A new nanoparticle-bound polymer stationary phase was prepared by in situ polymerization of methacrylamide (MAA), bis-acrylamide crosslinker, and carboxylated multi-walled carbon nanotubes (multi-walled CNTs; MWNTs), using the abundant double bonds in the cyclopentadienyl rings in MWNT structure, on a silanized capillary. Each intermediate capillary between the synthesis steps was characterized by SEM, by ATR-IR, and by EOF measurements varying the pH, concentration, and volumetric ratios of ACN in running buffers. The resulting EOF profile was comparable to those of two other capillaries with different phase matrices, silica hydride and polybutyl methacrylate (BMA) phases.
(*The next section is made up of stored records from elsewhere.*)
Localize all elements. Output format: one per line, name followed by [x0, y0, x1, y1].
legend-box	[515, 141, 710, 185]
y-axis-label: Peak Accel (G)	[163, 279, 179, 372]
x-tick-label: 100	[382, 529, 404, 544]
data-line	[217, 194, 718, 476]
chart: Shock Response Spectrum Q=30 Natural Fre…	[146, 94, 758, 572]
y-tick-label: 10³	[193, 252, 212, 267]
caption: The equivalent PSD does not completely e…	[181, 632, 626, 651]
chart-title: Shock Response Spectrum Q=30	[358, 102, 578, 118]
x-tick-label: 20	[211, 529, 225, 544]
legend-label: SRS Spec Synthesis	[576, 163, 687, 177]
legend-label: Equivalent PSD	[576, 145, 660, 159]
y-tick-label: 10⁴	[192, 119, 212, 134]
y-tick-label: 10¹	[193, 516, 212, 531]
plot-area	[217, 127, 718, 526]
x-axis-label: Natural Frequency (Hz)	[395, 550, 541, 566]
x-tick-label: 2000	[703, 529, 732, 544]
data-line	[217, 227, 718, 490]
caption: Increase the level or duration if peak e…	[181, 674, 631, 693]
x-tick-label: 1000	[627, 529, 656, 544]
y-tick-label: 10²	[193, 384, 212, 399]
With the complex functionality of MWNTs on the hydrophilic polyacrylamide network, the MAA-CNT capillary was capable of separating diverse samples with a wide range of polarity and dissociation properties using open-tubular CEC. Besides optimizing CEC conditions, the migration times of samples were analyzed with respect to velocity and retention factors to evaluate electrophoretic and chromatographic contributions to the CEC mechanism. The migration rates of benzoic acids were determined by the electrophoretic mobilities of the various phenolate ions, while phenolic aldehydes and ketones were additionally influenced by chromatographic interactions, such as π-π, electrostatic effects, hydrogen bonding, and hydrophobic interactions. The retention factors were greater for flavonoids, which are polyphenolic, than for simple phenols, but were smaller than those obtained from the hydrophobic BMA-CNT column. A complete well-resolved separation of the cationic forms of tetracyclines was acheived either by electrophoresis or by chromatography in the MAA-CNT capillary, but not in the BMA-CNT and silica hydride-CNT capillaries.